The Comptroller contended that, although Fields complied with these requirements, the Legislature did not waive immunity for this claim because Fields asserted an equitable estoppel claim instead of alleging that the Comptroller cannot legally collect the taxes. The Court of Appeals found that Fields was not seeking relief under principles of equity.1 Rather, Fields was arguing that the Comptroller failed to follow its own rules, which entitled Fields to a refund.
The Comptroller also argued that Tax Code § 111.103(a) gave the Comptroller sole discretion to settle tax claims. The Court of Appeals did not agree that the Comptroller’s discretion is absolute. The Court of Appeals found that § 111.103(a) requires the Comptroller to use specific and objective standards in deciding whether to settle tax claims and must follow the standards set forth in § 111.103(a).

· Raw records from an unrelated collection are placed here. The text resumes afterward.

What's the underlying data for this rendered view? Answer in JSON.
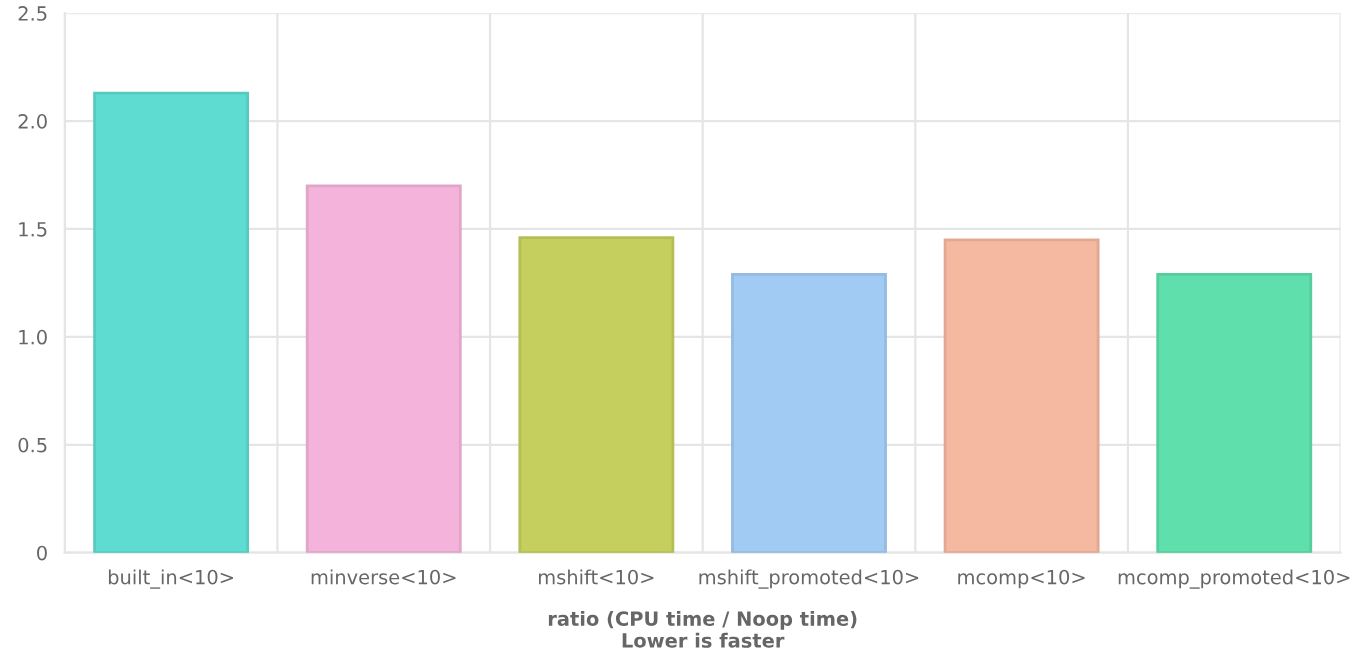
{
  "chart_data": {
    "type": "bar",
    "categories": [
      "built_in<10>",
      "minverse<10>",
      "mshift<10>",
      "mshift_promoted<10>",
      "mcomp<10>",
      "mcomp_promoted<10>"
    ],
    "values": [
      2.13,
      1.7,
      1.46,
      1.29,
      1.45,
      1.29
    ],
    "colors": [
      "#5fdcd1",
      "#f3b3da",
      "#c5cf5d",
      "#a2cbf3",
      "#f5b8a0",
      "#5fdfab"
    ],
    "xlabel": "ratio (CPU time / Noop time)\nLower is faster",
    "ylim": [
      0,
      2.5
    ],
    "yticks": [
      {
        "value": 0,
        "label": "0"
      },
      {
        "value": 0.5,
        "label": "0.5"
      },
      {
        "value": 1.0,
        "label": "1.0"
      },
      {
        "value": 1.5,
        "label": "1.5"
      },
      {
        "value": 2.0,
        "label": "2.0"
      },
      {
        "value": 2.5,
        "label": "2.5"
      }
    ],
    "grid": true,
    "legend": false
  }
}
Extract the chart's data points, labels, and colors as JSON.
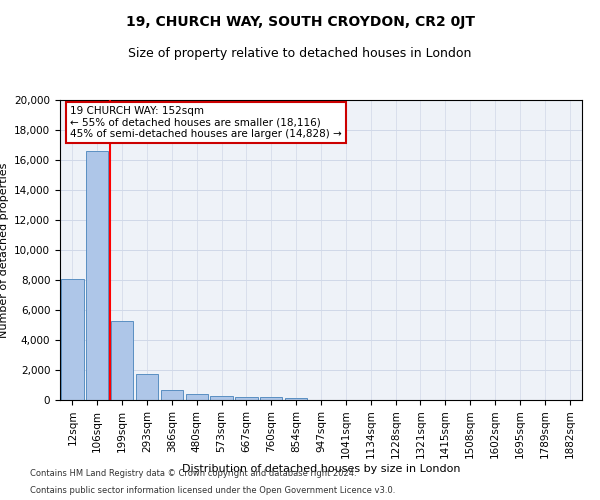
{
  "title": "19, CHURCH WAY, SOUTH CROYDON, CR2 0JT",
  "subtitle": "Size of property relative to detached houses in London",
  "xlabel": "Distribution of detached houses by size in London",
  "ylabel": "Number of detached properties",
  "footnote1": "Contains HM Land Registry data © Crown copyright and database right 2024.",
  "footnote2": "Contains public sector information licensed under the Open Government Licence v3.0.",
  "bar_labels": [
    "12sqm",
    "106sqm",
    "199sqm",
    "293sqm",
    "386sqm",
    "480sqm",
    "573sqm",
    "667sqm",
    "760sqm",
    "854sqm",
    "947sqm",
    "1041sqm",
    "1134sqm",
    "1228sqm",
    "1321sqm",
    "1415sqm",
    "1508sqm",
    "1602sqm",
    "1695sqm",
    "1789sqm",
    "1882sqm"
  ],
  "bar_values": [
    8100,
    16600,
    5300,
    1750,
    680,
    380,
    290,
    220,
    190,
    120,
    0,
    0,
    0,
    0,
    0,
    0,
    0,
    0,
    0,
    0,
    0
  ],
  "bar_color": "#aec6e8",
  "bar_edge_color": "#5a8fc2",
  "ylim": [
    0,
    20000
  ],
  "yticks": [
    0,
    2000,
    4000,
    6000,
    8000,
    10000,
    12000,
    14000,
    16000,
    18000,
    20000
  ],
  "property_line_x": 1.5,
  "annotation_text": "19 CHURCH WAY: 152sqm\n← 55% of detached houses are smaller (18,116)\n45% of semi-detached houses are larger (14,828) →",
  "annotation_box_color": "#ffffff",
  "annotation_box_edge": "#cc0000",
  "grid_color": "#d0d8e8",
  "bg_color": "#eef2f8",
  "title_fontsize": 10,
  "subtitle_fontsize": 9,
  "ylabel_fontsize": 8,
  "xlabel_fontsize": 8,
  "tick_fontsize": 7.5,
  "annotation_fontsize": 7.5,
  "footnote_fontsize": 6
}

Next, the Comptroller argued that, because protest suits are tried de novo, the Court cannot review a settlement decision that no longer exists. The Court explained that trial de novo “does not preclude the court from considering the underlying facts and determining if the agency violated its own rules” and upheld the denial of the Comptroller’s motion.
The Texas Supreme Court2 recently denied the Comptroller’s petition to review the Court of Appeals decision.3 This decision clears the way for Fields to argue the merits of its suit to recover taxes paid under protest. This case makes clear that a taxpayer may sue the Comptroller to enforce the Taxpayer Bill of Rights.
1 Hegar v. J.D. Fields & Co., 604 S.W.3d 120 (Tex. App.-Austin 2020).
2 Hegar v. J.D. Fields & Co., No. 20-0510, 2021 BL 161009 (Tex. April 30, 2021).
3 Hegar v. J.D. Fields & Co., 604 S.W.3d 120 (Tex. App.-Austin 2020), Court Opinion (March 19, 2020).